AMC Main Street Theater officially opens to the public on May 1st, as 12:01 showings of X-Men Origins: Wolverine will hit the screen. Until then, they’re running some special events – including a special invitation to Kansas City area bloggers & guests on April 22nd. Special thanks go out to Justin Gardner, Social Media Manager for AMC Theaters.
We received a full tour of the building, and take my word when I tell you that the amount of time, work, and forward thinking that went into the overhaul of this place is phenomenal. This was originally the Empire Theater. Opened in 1921 as a vaudville/movie house, housed such legends as Charlie Chaplin and George Burns. Other live shows took place as well, as one of the downstairs theaters sits where large holding tanks used to house seals and other aquatic life (due to a movie in progress for the KC Filmfest, we did not go in to that particular theater). Later becoming the RKO Theater, it eventually shut down and became dormant for two decades (1985-2005).
Taking a walk through the modern-day facility, you will see many features which detail its history. Old brick walls and original iron railings & wooden handrails on the grand stairwell stand out upon first glance, and welcome you with open arms. Visitors can also see parts of the underside of what used to be the upper seating balcony for the original theater, which held upwards of 2,300 visitors. The current setup, with its six all-digital screens, holds a total capacity of 545. Those of us on the tour were treated to certain areas of the theater not accessible to the general public, including the actual upper balcony of the old layout. We had to be careful where we stepped, so as not to have an unwelcomed run-in with the building’s original air-cooling system. Since actual air-conditioning was not around that long ago, the theater set up massive blocks of ice in the lowest level of the building, and large fans would blow the air up into the above floors through conveniently-located holes in the flooring.

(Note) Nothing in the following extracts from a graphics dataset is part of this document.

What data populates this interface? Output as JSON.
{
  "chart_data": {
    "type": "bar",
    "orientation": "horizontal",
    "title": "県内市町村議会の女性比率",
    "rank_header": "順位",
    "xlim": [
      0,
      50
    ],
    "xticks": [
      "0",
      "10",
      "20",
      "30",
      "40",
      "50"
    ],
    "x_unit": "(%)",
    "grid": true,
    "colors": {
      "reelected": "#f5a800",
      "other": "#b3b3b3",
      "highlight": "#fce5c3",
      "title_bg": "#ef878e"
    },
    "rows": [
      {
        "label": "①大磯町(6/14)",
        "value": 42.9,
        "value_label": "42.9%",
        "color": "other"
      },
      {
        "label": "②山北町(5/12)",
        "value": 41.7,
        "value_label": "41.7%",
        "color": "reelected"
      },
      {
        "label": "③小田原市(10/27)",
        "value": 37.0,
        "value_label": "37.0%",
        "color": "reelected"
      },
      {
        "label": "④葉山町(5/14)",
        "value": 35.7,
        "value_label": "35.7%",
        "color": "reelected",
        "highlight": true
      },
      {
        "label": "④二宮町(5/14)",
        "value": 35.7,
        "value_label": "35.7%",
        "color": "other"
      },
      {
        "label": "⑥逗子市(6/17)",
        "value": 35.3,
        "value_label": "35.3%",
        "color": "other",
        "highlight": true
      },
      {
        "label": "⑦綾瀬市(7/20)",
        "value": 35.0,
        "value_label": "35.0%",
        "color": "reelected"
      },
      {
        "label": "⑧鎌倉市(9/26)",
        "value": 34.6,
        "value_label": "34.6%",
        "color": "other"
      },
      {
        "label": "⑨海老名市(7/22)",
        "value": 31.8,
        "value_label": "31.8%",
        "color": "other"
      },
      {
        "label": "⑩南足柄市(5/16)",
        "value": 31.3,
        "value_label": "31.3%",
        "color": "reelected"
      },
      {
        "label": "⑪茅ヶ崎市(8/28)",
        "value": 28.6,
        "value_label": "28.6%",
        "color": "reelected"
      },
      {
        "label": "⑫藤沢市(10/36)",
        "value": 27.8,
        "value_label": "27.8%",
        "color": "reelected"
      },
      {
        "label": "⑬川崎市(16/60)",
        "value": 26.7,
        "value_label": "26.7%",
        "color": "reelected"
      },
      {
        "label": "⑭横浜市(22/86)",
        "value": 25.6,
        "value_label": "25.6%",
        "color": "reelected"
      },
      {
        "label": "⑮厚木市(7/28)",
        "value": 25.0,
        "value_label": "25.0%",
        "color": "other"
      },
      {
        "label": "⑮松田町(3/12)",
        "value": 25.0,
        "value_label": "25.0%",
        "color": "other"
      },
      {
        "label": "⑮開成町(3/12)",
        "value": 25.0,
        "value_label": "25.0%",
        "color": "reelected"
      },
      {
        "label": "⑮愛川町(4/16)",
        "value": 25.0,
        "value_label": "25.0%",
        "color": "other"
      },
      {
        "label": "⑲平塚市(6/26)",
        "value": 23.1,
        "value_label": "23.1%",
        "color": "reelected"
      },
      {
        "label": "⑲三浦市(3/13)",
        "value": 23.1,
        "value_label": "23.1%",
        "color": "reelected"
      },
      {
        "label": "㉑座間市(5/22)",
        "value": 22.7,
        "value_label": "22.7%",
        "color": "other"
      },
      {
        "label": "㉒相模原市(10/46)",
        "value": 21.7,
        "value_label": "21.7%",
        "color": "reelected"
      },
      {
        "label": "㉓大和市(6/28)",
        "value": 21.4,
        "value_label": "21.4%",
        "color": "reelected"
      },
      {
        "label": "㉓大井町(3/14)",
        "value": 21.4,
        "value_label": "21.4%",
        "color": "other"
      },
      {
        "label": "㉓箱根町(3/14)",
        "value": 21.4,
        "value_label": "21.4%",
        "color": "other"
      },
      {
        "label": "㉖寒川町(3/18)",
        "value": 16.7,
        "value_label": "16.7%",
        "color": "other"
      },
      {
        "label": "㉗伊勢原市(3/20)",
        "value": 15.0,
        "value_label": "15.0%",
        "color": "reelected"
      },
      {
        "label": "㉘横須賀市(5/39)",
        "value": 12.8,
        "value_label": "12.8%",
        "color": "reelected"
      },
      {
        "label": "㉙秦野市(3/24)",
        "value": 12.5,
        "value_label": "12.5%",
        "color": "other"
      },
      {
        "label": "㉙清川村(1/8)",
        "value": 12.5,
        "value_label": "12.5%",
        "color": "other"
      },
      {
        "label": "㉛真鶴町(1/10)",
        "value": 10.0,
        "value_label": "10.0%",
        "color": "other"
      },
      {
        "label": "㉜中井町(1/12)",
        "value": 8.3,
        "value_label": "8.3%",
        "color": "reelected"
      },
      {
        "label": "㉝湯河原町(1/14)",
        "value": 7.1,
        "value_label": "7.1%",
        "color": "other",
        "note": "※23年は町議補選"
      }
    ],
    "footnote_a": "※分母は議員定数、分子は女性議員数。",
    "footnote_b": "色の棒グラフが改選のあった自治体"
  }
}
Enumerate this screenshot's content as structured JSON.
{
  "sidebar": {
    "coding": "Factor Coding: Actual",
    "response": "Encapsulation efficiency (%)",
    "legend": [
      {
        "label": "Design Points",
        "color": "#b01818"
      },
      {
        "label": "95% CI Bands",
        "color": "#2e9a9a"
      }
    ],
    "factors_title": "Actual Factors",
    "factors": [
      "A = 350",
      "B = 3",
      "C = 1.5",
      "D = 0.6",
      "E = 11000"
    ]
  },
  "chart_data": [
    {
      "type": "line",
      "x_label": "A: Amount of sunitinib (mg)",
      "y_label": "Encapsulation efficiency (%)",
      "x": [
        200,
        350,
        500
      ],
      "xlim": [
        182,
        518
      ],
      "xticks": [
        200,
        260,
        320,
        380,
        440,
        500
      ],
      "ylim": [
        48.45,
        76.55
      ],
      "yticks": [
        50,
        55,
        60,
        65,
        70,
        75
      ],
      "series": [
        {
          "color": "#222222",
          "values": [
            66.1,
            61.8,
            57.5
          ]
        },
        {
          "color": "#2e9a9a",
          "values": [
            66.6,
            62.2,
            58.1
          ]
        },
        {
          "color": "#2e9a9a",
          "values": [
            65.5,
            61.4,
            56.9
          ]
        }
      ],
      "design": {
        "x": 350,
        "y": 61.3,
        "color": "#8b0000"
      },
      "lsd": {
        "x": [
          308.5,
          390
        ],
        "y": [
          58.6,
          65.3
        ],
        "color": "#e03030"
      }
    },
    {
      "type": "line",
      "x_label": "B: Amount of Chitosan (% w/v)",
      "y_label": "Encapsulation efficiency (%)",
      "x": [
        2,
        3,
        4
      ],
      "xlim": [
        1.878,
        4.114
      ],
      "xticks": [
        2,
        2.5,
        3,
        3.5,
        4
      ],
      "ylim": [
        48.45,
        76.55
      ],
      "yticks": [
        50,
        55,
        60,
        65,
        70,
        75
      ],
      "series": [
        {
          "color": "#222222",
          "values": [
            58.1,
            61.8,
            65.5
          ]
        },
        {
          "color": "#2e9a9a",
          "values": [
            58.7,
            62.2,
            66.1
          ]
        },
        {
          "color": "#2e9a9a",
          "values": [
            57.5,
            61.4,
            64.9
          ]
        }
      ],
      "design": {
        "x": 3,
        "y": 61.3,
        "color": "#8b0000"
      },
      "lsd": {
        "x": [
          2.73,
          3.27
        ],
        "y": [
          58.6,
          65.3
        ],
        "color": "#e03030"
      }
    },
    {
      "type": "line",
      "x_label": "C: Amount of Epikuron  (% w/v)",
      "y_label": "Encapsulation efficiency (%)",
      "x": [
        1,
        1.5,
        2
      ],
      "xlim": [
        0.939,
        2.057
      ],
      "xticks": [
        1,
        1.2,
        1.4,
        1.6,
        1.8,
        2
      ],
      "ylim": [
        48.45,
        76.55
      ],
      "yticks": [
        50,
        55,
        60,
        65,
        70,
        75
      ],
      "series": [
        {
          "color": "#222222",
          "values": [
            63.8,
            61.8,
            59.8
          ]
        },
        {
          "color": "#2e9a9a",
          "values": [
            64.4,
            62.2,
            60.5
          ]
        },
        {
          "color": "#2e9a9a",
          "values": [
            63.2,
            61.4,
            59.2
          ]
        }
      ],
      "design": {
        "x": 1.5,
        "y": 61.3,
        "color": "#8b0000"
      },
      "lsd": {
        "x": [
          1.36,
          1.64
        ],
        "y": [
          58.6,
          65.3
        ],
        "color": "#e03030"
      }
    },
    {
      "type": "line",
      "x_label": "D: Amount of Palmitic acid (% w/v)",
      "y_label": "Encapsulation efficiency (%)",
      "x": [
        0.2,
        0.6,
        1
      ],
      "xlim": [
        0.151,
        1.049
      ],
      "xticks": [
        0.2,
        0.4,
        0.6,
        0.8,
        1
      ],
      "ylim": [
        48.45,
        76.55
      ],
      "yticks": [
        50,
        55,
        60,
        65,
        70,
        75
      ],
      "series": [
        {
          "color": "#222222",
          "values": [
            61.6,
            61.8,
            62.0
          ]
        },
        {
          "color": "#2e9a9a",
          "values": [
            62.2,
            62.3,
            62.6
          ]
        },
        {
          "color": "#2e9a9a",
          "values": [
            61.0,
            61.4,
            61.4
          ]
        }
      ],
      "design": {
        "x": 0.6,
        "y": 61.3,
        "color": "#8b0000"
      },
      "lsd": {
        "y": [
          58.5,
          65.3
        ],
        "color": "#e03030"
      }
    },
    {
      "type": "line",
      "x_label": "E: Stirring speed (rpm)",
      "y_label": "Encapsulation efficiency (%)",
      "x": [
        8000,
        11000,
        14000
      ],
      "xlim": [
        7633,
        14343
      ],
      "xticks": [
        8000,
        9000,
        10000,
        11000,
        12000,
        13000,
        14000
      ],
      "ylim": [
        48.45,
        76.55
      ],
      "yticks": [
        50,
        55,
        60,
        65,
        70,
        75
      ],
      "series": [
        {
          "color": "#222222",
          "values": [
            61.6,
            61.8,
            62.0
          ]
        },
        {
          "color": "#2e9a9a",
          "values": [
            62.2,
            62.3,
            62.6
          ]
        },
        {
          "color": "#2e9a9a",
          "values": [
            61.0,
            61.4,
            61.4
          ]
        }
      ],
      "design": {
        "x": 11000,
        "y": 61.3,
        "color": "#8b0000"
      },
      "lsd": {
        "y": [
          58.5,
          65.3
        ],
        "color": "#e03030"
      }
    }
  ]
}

Also included on the “not-for-the-public” portion of the tour were the housing areas for the theater’s electronics. Each of the six theaters has its own housing area, holding the computers that power the all-digital players and their respective projectors. One main control room allows staff to monitor quality control over all six rooms. Also, we learned that AMC headquarters (located a very short distance from AMC Main Street Theater) has the ability, from the headquarters building, to remotely monitor quality control over not only the six rooms at this theater, but also every room at the other 10 all-digital AMC locations around the country (and one in Toronto).
Let us not undervalue the work that has gone into the new materials that are now housed within historic walls. All restroom facilities are energy-efficient: low-flow toilets, low-powered (but plenty of light output) LED lighting, and motion-sensored faucets. Many of the new walls, as well as carpets, are environmentally friendly, and when the time comes for carpeting to be pulled up and replaced, it is 100% recycleable. If you get a chance to visit AMC Main Street, look around. You’ll see markers here and there showing what AMC has done to be very Green with their renovation. It all seemed very appropriate, as our tour was taking place on Earth Day 2009.
The old lobby at street-level along 14th Street is now the Marquee Bar & Grill. In this area, you can grab a bite to eat and a choice drink, as well as utilizing a lounge seating area equipped with very comfortable couches and three HD flat-panel screens (at the time of our visit, they were airing playoff hockey as well as the Royals and Cardinals baseball games). Three theater rooms are on the first floor – two of which seat 76, the third room will hold 283. The upper level holds the other three theater rooms – all with smaller capacity (the larger holds around 65, the smaller two will hold around 24 each). Interesting fact: the circular entryway for the 2 restrooms and three Cinema Suites on the upper level is perfectly acoustic. Stand in the middle and talk, and listen to your voice echo in all directions around you.
Our actual movie-going experience was a surprise. We had been informed ahead of time that we would be seeing Valkyrie (starring Tom Cruise). Just before dimming the lights, we were informed that “due to an inability to get ahold of the movie in time”, we would not be getting to see Valkyrie. Instead, we would be getting to see The Brothers Bloom (starring Rachel Weisz, Adrien Brody and Mark Ruffalo), which won’t even be released nationwide until May 29th. Without giving much away from the movie itself, let me simply say that the seat transducers (aka the “Butt-Kickers”) that fill your seat with low-frequency vibrations got their workout and gave an extra dimension to the overall experience.
Once again, AMC hits a home run in the category of class. To steal a quote from Ferris Bueller’s Day Off: “If you have the means, I highly recommend it. It is SO choice”.